Berdasarkan petunjuk teknis BGN yang disusun November 2024, sebanyak 102 Satuan Pelayanan Pemenuhan Gizi (SPPG) ditunjuk sebagai pelaksana uji coba.
Satuan Pelayanan sebagai markas dapur, mendapat tugas mengolah makanan sekaligus mendistribusikannya kepada 3 ribu peserta didik dalam radius terjangkau.
Uji coba dilakukan untuk menemukan masalah dan mencari solusi mengatasinya. Lumrah jika masih ditemukan banyak “bopeng” pada servis pelayanan makan bergizi gratis yang harus dievaluasi.
“Susu murni kemarin itu mungkin mengemasnya saat masih hangat atau bagaimana ya, jadi siang sebelum pukul 12 sudah basi. Tidak semuanya asam. Susu yang dikemas terakhir saat sudah dingin, nggak ada masalah (basi),” kata Pantja Riani Arianti, penanggung jawab sekolah untuk program makan bergizi di SD Negeri 1 Banyurojo, Mertoyudan.
Pantja Riani mengajar murid kelas 1. Selama pelaksanaan program makan bergizi gratis, dia menjadi semacam petugas penghubung sekolah dengan pengurus dapur pelayanan gizi.

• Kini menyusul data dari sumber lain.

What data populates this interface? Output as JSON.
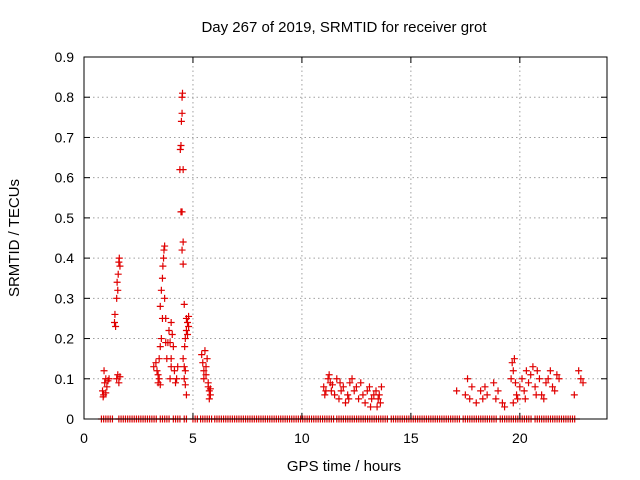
{
  "chart_data": {
    "type": "scatter",
    "title": "Day 267 of 2019, SRMTID for receiver grot",
    "xlabel": "GPS time / hours",
    "ylabel": "SRMTID / TECUs",
    "xlim": [
      0,
      24
    ],
    "ylim": [
      0,
      0.9
    ],
    "xticks": [
      0,
      5,
      10,
      15,
      20
    ],
    "xtick_labels": [
      "0",
      "5",
      "10",
      "15",
      "20"
    ],
    "yticks": [
      0,
      0.1,
      0.2,
      0.3,
      0.4,
      0.5,
      0.6,
      0.7,
      0.8,
      0.9
    ],
    "ytick_labels": [
      "0",
      "0.1",
      "0.2",
      "0.3",
      "0.4",
      "0.5",
      "0.6",
      "0.7",
      "0.8",
      "0.9"
    ],
    "grid": true,
    "marker": "+",
    "color": "#e00000",
    "series": [
      {
        "name": "SRMTID",
        "points": [
          [
            0.85,
            0.07
          ],
          [
            0.9,
            0.06
          ],
          [
            0.92,
            0.12
          ],
          [
            0.95,
            0.09
          ],
          [
            1.0,
            0.1
          ],
          [
            1.05,
            0.08
          ],
          [
            1.1,
            0.095
          ],
          [
            1.15,
            0.1
          ],
          [
            0.88,
            0.055
          ],
          [
            1.0,
            0.065
          ],
          [
            1.4,
            0.24
          ],
          [
            1.42,
            0.26
          ],
          [
            1.45,
            0.23
          ],
          [
            1.5,
            0.3
          ],
          [
            1.52,
            0.34
          ],
          [
            1.55,
            0.32
          ],
          [
            1.57,
            0.36
          ],
          [
            1.6,
            0.39
          ],
          [
            1.62,
            0.4
          ],
          [
            1.65,
            0.38
          ],
          [
            1.5,
            0.1
          ],
          [
            1.55,
            0.11
          ],
          [
            1.6,
            0.09
          ],
          [
            1.65,
            0.105
          ],
          [
            3.2,
            0.13
          ],
          [
            3.3,
            0.14
          ],
          [
            3.35,
            0.12
          ],
          [
            3.4,
            0.11
          ],
          [
            3.45,
            0.15
          ],
          [
            3.5,
            0.18
          ],
          [
            3.5,
            0.28
          ],
          [
            3.55,
            0.2
          ],
          [
            3.55,
            0.32
          ],
          [
            3.6,
            0.35
          ],
          [
            3.6,
            0.25
          ],
          [
            3.62,
            0.38
          ],
          [
            3.65,
            0.4
          ],
          [
            3.67,
            0.42
          ],
          [
            3.7,
            0.43
          ],
          [
            3.7,
            0.3
          ],
          [
            3.75,
            0.19
          ],
          [
            3.75,
            0.25
          ],
          [
            3.8,
            0.15
          ],
          [
            3.85,
            0.19
          ],
          [
            3.4,
            0.09
          ],
          [
            3.45,
            0.1
          ],
          [
            3.5,
            0.085
          ],
          [
            3.9,
            0.22
          ],
          [
            3.95,
            0.19
          ],
          [
            4.0,
            0.24
          ],
          [
            4.0,
            0.15
          ],
          [
            4.05,
            0.21
          ],
          [
            4.1,
            0.18
          ],
          [
            4.15,
            0.12
          ],
          [
            4.2,
            0.09
          ],
          [
            4.25,
            0.1
          ],
          [
            4.3,
            0.13
          ],
          [
            3.95,
            0.1
          ],
          [
            4.0,
            0.13
          ],
          [
            4.4,
            0.62
          ],
          [
            4.42,
            0.67
          ],
          [
            4.45,
            0.68
          ],
          [
            4.47,
            0.74
          ],
          [
            4.5,
            0.76
          ],
          [
            4.5,
            0.8
          ],
          [
            4.52,
            0.81
          ],
          [
            4.55,
            0.62
          ],
          [
            4.45,
            0.515
          ],
          [
            4.5,
            0.515
          ],
          [
            4.55,
            0.44
          ],
          [
            4.5,
            0.42
          ],
          [
            4.55,
            0.385
          ],
          [
            4.6,
            0.285
          ],
          [
            4.55,
            0.15
          ],
          [
            4.6,
            0.13
          ],
          [
            4.65,
            0.12
          ],
          [
            4.65,
            0.2
          ],
          [
            4.7,
            0.22
          ],
          [
            4.7,
            0.25
          ],
          [
            4.75,
            0.24
          ],
          [
            4.75,
            0.21
          ],
          [
            4.8,
            0.23
          ],
          [
            4.6,
            0.1
          ],
          [
            4.65,
            0.085
          ],
          [
            4.7,
            0.06
          ],
          [
            4.8,
            0.255
          ],
          [
            4.62,
            0.18
          ],
          [
            5.4,
            0.16
          ],
          [
            5.45,
            0.14
          ],
          [
            5.5,
            0.12
          ],
          [
            5.55,
            0.17
          ],
          [
            5.6,
            0.11
          ],
          [
            5.65,
            0.15
          ],
          [
            5.7,
            0.09
          ],
          [
            5.75,
            0.07
          ],
          [
            5.8,
            0.06
          ],
          [
            5.5,
            0.1
          ],
          [
            5.6,
            0.13
          ],
          [
            5.7,
            0.08
          ],
          [
            5.75,
            0.05
          ],
          [
            5.8,
            0.075
          ],
          [
            11.0,
            0.08
          ],
          [
            11.1,
            0.07
          ],
          [
            11.2,
            0.1
          ],
          [
            11.25,
            0.11
          ],
          [
            11.3,
            0.09
          ],
          [
            11.4,
            0.085
          ],
          [
            11.5,
            0.06
          ],
          [
            11.6,
            0.1
          ],
          [
            11.7,
            0.05
          ],
          [
            11.8,
            0.07
          ],
          [
            11.9,
            0.08
          ],
          [
            12.0,
            0.04
          ],
          [
            12.1,
            0.06
          ],
          [
            12.2,
            0.09
          ],
          [
            12.3,
            0.1
          ],
          [
            12.4,
            0.07
          ],
          [
            12.5,
            0.08
          ],
          [
            12.6,
            0.05
          ],
          [
            12.7,
            0.09
          ],
          [
            12.8,
            0.06
          ],
          [
            11.05,
            0.06
          ],
          [
            11.35,
            0.07
          ],
          [
            11.75,
            0.09
          ],
          [
            12.15,
            0.05
          ],
          [
            12.9,
            0.04
          ],
          [
            13.0,
            0.07
          ],
          [
            13.1,
            0.08
          ],
          [
            13.2,
            0.05
          ],
          [
            13.3,
            0.06
          ],
          [
            13.4,
            0.07
          ],
          [
            13.5,
            0.05
          ],
          [
            13.6,
            0.04
          ],
          [
            13.65,
            0.08
          ],
          [
            13.15,
            0.03
          ],
          [
            13.45,
            0.03
          ],
          [
            13.55,
            0.06
          ],
          [
            17.1,
            0.07
          ],
          [
            17.5,
            0.06
          ],
          [
            17.6,
            0.1
          ],
          [
            17.7,
            0.05
          ],
          [
            17.8,
            0.08
          ],
          [
            18.0,
            0.04
          ],
          [
            18.2,
            0.07
          ],
          [
            18.3,
            0.05
          ],
          [
            18.4,
            0.08
          ],
          [
            18.5,
            0.06
          ],
          [
            18.8,
            0.09
          ],
          [
            18.9,
            0.05
          ],
          [
            19.0,
            0.07
          ],
          [
            19.2,
            0.04
          ],
          [
            19.3,
            0.03
          ],
          [
            19.6,
            0.1
          ],
          [
            19.65,
            0.14
          ],
          [
            19.7,
            0.12
          ],
          [
            19.75,
            0.15
          ],
          [
            19.8,
            0.09
          ],
          [
            19.85,
            0.06
          ],
          [
            19.9,
            0.05
          ],
          [
            20.0,
            0.08
          ],
          [
            20.1,
            0.1
          ],
          [
            20.2,
            0.07
          ],
          [
            20.3,
            0.12
          ],
          [
            20.4,
            0.09
          ],
          [
            20.5,
            0.11
          ],
          [
            20.6,
            0.13
          ],
          [
            20.7,
            0.08
          ],
          [
            20.8,
            0.12
          ],
          [
            20.9,
            0.1
          ],
          [
            21.0,
            0.06
          ],
          [
            21.1,
            0.05
          ],
          [
            21.2,
            0.09
          ],
          [
            21.3,
            0.1
          ],
          [
            21.4,
            0.12
          ],
          [
            21.5,
            0.08
          ],
          [
            21.6,
            0.07
          ],
          [
            21.7,
            0.11
          ],
          [
            21.8,
            0.1
          ],
          [
            19.7,
            0.04
          ],
          [
            20.25,
            0.05
          ],
          [
            20.75,
            0.06
          ],
          [
            22.5,
            0.06
          ],
          [
            22.7,
            0.12
          ],
          [
            22.8,
            0.1
          ],
          [
            22.9,
            0.09
          ]
        ]
      }
    ],
    "zero_bands": [
      [
        0.8,
        1.4
      ],
      [
        1.6,
        3.4
      ],
      [
        3.5,
        4.0
      ],
      [
        4.1,
        4.5
      ],
      [
        4.6,
        4.8
      ],
      [
        5.0,
        5.3
      ],
      [
        5.35,
        5.9
      ],
      [
        6.0,
        11.5
      ],
      [
        11.6,
        14.0
      ],
      [
        14.1,
        17.3
      ],
      [
        17.4,
        19.0
      ],
      [
        19.1,
        20.6
      ],
      [
        20.7,
        22.6
      ]
    ]
  }
}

Tugasnya antara lain melaporkan jumlah siswa yang hadir pada hari itu kepada pengurus dapur. Data kehadiran siswa menjadi patokan Satuan Pelayanan Pemenuhan Gizi untuk mengirim jumlah porsi makanan.
“Kami juga melaporkan menu makan yang banyak sisanya. Misal kemarin yang dibelikan (untuk bahan sayuran) bukan caisim. Jadi banyak anak yang bilang sayurnya pahit.”
Menimbang Kecukupan Gizi
Ada 162 siswa SD 1 Banyurojo yang menerima bantuan makan bergizi gratis. Setiap hari, sebelum bel istirahat berbunyi, kotak makanan sudah siap tertata di depan masing-masing kelas.

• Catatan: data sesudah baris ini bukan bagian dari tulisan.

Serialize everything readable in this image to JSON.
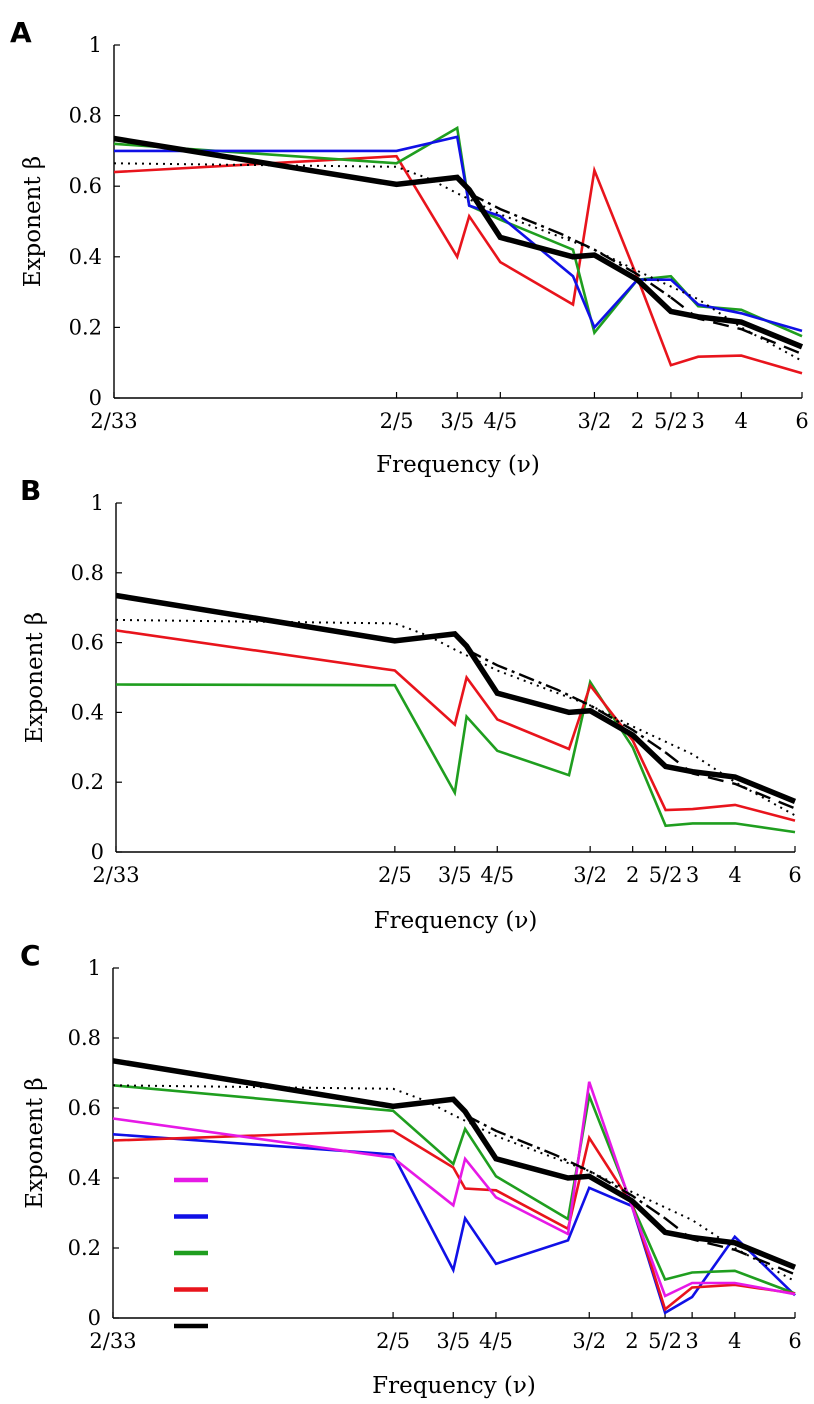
{
  "chart_data": [
    {
      "type": "line",
      "panel": "A",
      "xlabel": "Frequency (ν)",
      "ylabel": "Exponent β",
      "ylim": [
        0,
        1
      ],
      "yticks": [
        "0",
        "0.2",
        "0.4",
        "0.6",
        "0.8",
        "1"
      ],
      "xscale": "log",
      "xticks": [
        {
          "label": "2/33",
          "value": 0.0606
        },
        {
          "label": "2/5",
          "value": 0.4
        },
        {
          "label": "3/5",
          "value": 0.6
        },
        {
          "label": "4/5",
          "value": 0.8
        },
        {
          "label": "3/2",
          "value": 1.5
        },
        {
          "label": "2",
          "value": 2
        },
        {
          "label": "5/2",
          "value": 2.5
        },
        {
          "label": "3",
          "value": 3
        },
        {
          "label": "4",
          "value": 4
        },
        {
          "label": "6",
          "value": 6
        }
      ],
      "legend": "none",
      "series": [
        {
          "color": "#e8141c",
          "width": 2.6,
          "dash": "",
          "x": [
            0.0606,
            0.4,
            0.6,
            0.65,
            0.8,
            1.3,
            1.5,
            2,
            2.5,
            3,
            4,
            6
          ],
          "y": [
            0.64,
            0.685,
            0.4,
            0.515,
            0.385,
            0.265,
            0.645,
            0.34,
            0.093,
            0.117,
            0.12,
            0.07
          ]
        },
        {
          "color": "#1f9e1f",
          "width": 2.6,
          "dash": "",
          "x": [
            0.0606,
            0.4,
            0.6,
            0.65,
            0.8,
            1.3,
            1.5,
            2,
            2.5,
            3,
            4,
            6
          ],
          "y": [
            0.72,
            0.665,
            0.765,
            0.545,
            0.505,
            0.42,
            0.185,
            0.335,
            0.345,
            0.26,
            0.25,
            0.175
          ]
        },
        {
          "color": "#1010e6",
          "width": 2.6,
          "dash": "",
          "x": [
            0.0606,
            0.4,
            0.6,
            0.65,
            0.8,
            1.3,
            1.5,
            2,
            2.5,
            3,
            4,
            6
          ],
          "y": [
            0.7,
            0.7,
            0.74,
            0.545,
            0.515,
            0.345,
            0.2,
            0.335,
            0.335,
            0.265,
            0.24,
            0.19
          ]
        },
        {
          "color": "#000000",
          "width": 2,
          "dash": "2,5",
          "x": [
            0.0606,
            0.4,
            0.5,
            0.6,
            0.8,
            1.5,
            2,
            3,
            4,
            6
          ],
          "y": [
            0.665,
            0.655,
            0.62,
            0.58,
            0.52,
            0.42,
            0.36,
            0.28,
            0.2,
            0.105
          ]
        },
        {
          "color": "#000000",
          "width": 2.4,
          "dash": "16,5,3,5",
          "x": [
            0.65,
            0.8,
            1.2,
            1.5,
            2,
            2.5
          ],
          "y": [
            0.58,
            0.535,
            0.465,
            0.42,
            0.35,
            0.285
          ]
        },
        {
          "color": "#000000",
          "width": 2.4,
          "dash": "16,9",
          "x": [
            2.5,
            3,
            4,
            6
          ],
          "y": [
            0.285,
            0.225,
            0.195,
            0.125
          ]
        },
        {
          "color": "#000000",
          "width": 5.5,
          "dash": "",
          "x": [
            0.0606,
            0.4,
            0.6,
            0.65,
            0.8,
            1.3,
            1.5,
            2,
            2.5,
            3,
            4,
            6
          ],
          "y": [
            0.735,
            0.605,
            0.625,
            0.59,
            0.455,
            0.4,
            0.405,
            0.335,
            0.245,
            0.23,
            0.215,
            0.145
          ]
        }
      ]
    },
    {
      "type": "line",
      "panel": "B",
      "xlabel": "Frequency (ν)",
      "ylabel": "Exponent β",
      "ylim": [
        0,
        1
      ],
      "yticks": [
        "0",
        "0.2",
        "0.4",
        "0.6",
        "0.8",
        "1"
      ],
      "xscale": "log",
      "xticks": [
        {
          "label": "2/33",
          "value": 0.0606
        },
        {
          "label": "2/5",
          "value": 0.4
        },
        {
          "label": "3/5",
          "value": 0.6
        },
        {
          "label": "4/5",
          "value": 0.8
        },
        {
          "label": "3/2",
          "value": 1.5
        },
        {
          "label": "2",
          "value": 2
        },
        {
          "label": "5/2",
          "value": 2.5
        },
        {
          "label": "3",
          "value": 3
        },
        {
          "label": "4",
          "value": 4
        },
        {
          "label": "6",
          "value": 6
        }
      ],
      "legend": "none",
      "series": [
        {
          "color": "#1f9e1f",
          "width": 2.6,
          "dash": "",
          "x": [
            0.0606,
            0.4,
            0.6,
            0.65,
            0.8,
            1.3,
            1.5,
            2,
            2.5,
            3,
            4,
            6
          ],
          "y": [
            0.48,
            0.478,
            0.17,
            0.388,
            0.29,
            0.22,
            0.487,
            0.3,
            0.075,
            0.082,
            0.082,
            0.057
          ]
        },
        {
          "color": "#e8141c",
          "width": 2.6,
          "dash": "",
          "x": [
            0.0606,
            0.4,
            0.6,
            0.65,
            0.8,
            1.3,
            1.5,
            2,
            2.5,
            3,
            4,
            6
          ],
          "y": [
            0.635,
            0.52,
            0.365,
            0.5,
            0.38,
            0.295,
            0.477,
            0.32,
            0.12,
            0.123,
            0.135,
            0.09
          ]
        },
        {
          "color": "#000000",
          "width": 2,
          "dash": "2,5",
          "x": [
            0.0606,
            0.4,
            0.5,
            0.6,
            0.8,
            1.5,
            2,
            3,
            4,
            6
          ],
          "y": [
            0.665,
            0.655,
            0.62,
            0.58,
            0.52,
            0.42,
            0.36,
            0.28,
            0.2,
            0.105
          ]
        },
        {
          "color": "#000000",
          "width": 2.4,
          "dash": "16,5,3,5",
          "x": [
            0.65,
            0.8,
            1.2,
            1.5,
            2,
            2.5
          ],
          "y": [
            0.58,
            0.535,
            0.465,
            0.42,
            0.35,
            0.285
          ]
        },
        {
          "color": "#000000",
          "width": 2.4,
          "dash": "16,9",
          "x": [
            2.5,
            3,
            4,
            6
          ],
          "y": [
            0.285,
            0.225,
            0.195,
            0.125
          ]
        },
        {
          "color": "#000000",
          "width": 5.5,
          "dash": "",
          "x": [
            0.0606,
            0.4,
            0.6,
            0.65,
            0.8,
            1.3,
            1.5,
            2,
            2.5,
            3,
            4,
            6
          ],
          "y": [
            0.735,
            0.605,
            0.625,
            0.59,
            0.455,
            0.4,
            0.405,
            0.335,
            0.245,
            0.23,
            0.215,
            0.145
          ]
        }
      ]
    },
    {
      "type": "line",
      "panel": "C",
      "xlabel": "Frequency (ν)",
      "ylabel": "Exponent β",
      "ylim": [
        0,
        1
      ],
      "yticks": [
        "0",
        "0.2",
        "0.4",
        "0.6",
        "0.8",
        "1"
      ],
      "xscale": "log",
      "xticks": [
        {
          "label": "2/33",
          "value": 0.0606
        },
        {
          "label": "2/5",
          "value": 0.4
        },
        {
          "label": "3/5",
          "value": 0.6
        },
        {
          "label": "4/5",
          "value": 0.8
        },
        {
          "label": "3/2",
          "value": 1.5
        },
        {
          "label": "2",
          "value": 2
        },
        {
          "label": "5/2",
          "value": 2.5
        },
        {
          "label": "3",
          "value": 3
        },
        {
          "label": "4",
          "value": 4
        },
        {
          "label": "6",
          "value": 6
        }
      ],
      "legend": "lower-left",
      "legend_swatches": [
        {
          "color": "#e619e6"
        },
        {
          "color": "#1010e6"
        },
        {
          "color": "#1f9e1f"
        },
        {
          "color": "#e8141c"
        },
        {
          "color": "#000000"
        }
      ],
      "series": [
        {
          "color": "#1010e6",
          "width": 2.6,
          "dash": "",
          "x": [
            0.0606,
            0.4,
            0.6,
            0.65,
            0.8,
            1.3,
            1.5,
            2,
            2.5,
            3,
            4,
            6
          ],
          "y": [
            0.525,
            0.467,
            0.137,
            0.285,
            0.155,
            0.222,
            0.372,
            0.32,
            0.015,
            0.06,
            0.232,
            0.065
          ]
        },
        {
          "color": "#1f9e1f",
          "width": 2.6,
          "dash": "",
          "x": [
            0.0606,
            0.4,
            0.6,
            0.65,
            0.8,
            1.3,
            1.5,
            2,
            2.5,
            3,
            4,
            6
          ],
          "y": [
            0.665,
            0.592,
            0.44,
            0.54,
            0.405,
            0.283,
            0.635,
            0.325,
            0.11,
            0.13,
            0.135,
            0.07
          ]
        },
        {
          "color": "#e8141c",
          "width": 2.6,
          "dash": "",
          "x": [
            0.0606,
            0.4,
            0.6,
            0.65,
            0.8,
            1.3,
            1.5,
            2,
            2.5,
            3,
            4,
            6
          ],
          "y": [
            0.507,
            0.535,
            0.43,
            0.37,
            0.365,
            0.255,
            0.515,
            0.325,
            0.025,
            0.087,
            0.095,
            0.07
          ]
        },
        {
          "color": "#e619e6",
          "width": 2.6,
          "dash": "",
          "x": [
            0.0606,
            0.4,
            0.6,
            0.65,
            0.8,
            1.3,
            1.5,
            2,
            2.5,
            3,
            4,
            6
          ],
          "y": [
            0.57,
            0.458,
            0.322,
            0.455,
            0.345,
            0.24,
            0.675,
            0.318,
            0.063,
            0.1,
            0.1,
            0.068
          ]
        },
        {
          "color": "#000000",
          "width": 2,
          "dash": "2,5",
          "x": [
            0.0606,
            0.4,
            0.5,
            0.6,
            0.8,
            1.5,
            2,
            3,
            4,
            6
          ],
          "y": [
            0.665,
            0.655,
            0.62,
            0.58,
            0.52,
            0.42,
            0.36,
            0.28,
            0.2,
            0.105
          ]
        },
        {
          "color": "#000000",
          "width": 2.4,
          "dash": "16,5,3,5",
          "x": [
            0.65,
            0.8,
            1.2,
            1.5,
            2,
            2.5
          ],
          "y": [
            0.58,
            0.535,
            0.465,
            0.42,
            0.35,
            0.285
          ]
        },
        {
          "color": "#000000",
          "width": 2.4,
          "dash": "16,9",
          "x": [
            2.5,
            3,
            4,
            6
          ],
          "y": [
            0.285,
            0.225,
            0.195,
            0.125
          ]
        },
        {
          "color": "#000000",
          "width": 5.5,
          "dash": "",
          "x": [
            0.0606,
            0.4,
            0.6,
            0.65,
            0.8,
            1.3,
            1.5,
            2,
            2.5,
            3,
            4,
            6
          ],
          "y": [
            0.735,
            0.605,
            0.625,
            0.59,
            0.455,
            0.4,
            0.405,
            0.335,
            0.245,
            0.23,
            0.215,
            0.145
          ]
        }
      ]
    }
  ]
}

Guru kemudian mengatur siswa untuk berbaris mencuci tangan dan mulai membagikan makan. Hari kedua uji coba di SD Banyurojo berjalan lancar.
No drama. Nol kegaduhan. Murid kelas 1 yang biasanya paling sulit diatur, sudah mulai paham apa yang harus mereka lakukan sebelum dan sesudah menerima makan.
Menu makan hari itu terdiri dari nasi, sayur taoge, sepotong tahu, dan ayam tepung. Begitu membuka kotak, kebanyakan murid langsung melahap jeruk yang disajikan sebagai pelengkap makan.
Menjawab pertanyaan apakah menu yang disajikan sesuai dengan kebutuhan gizi anak? Pantja Riani menjelaskannya panjang lebar.
“Kalau dari sana (Pusat Pelayanan Pemenuhan Gizi) kemarin mengutarakan (yang penting) anak belajar makan sehat. Jadi menunya sudah sesuai kebutuhan (gizi).”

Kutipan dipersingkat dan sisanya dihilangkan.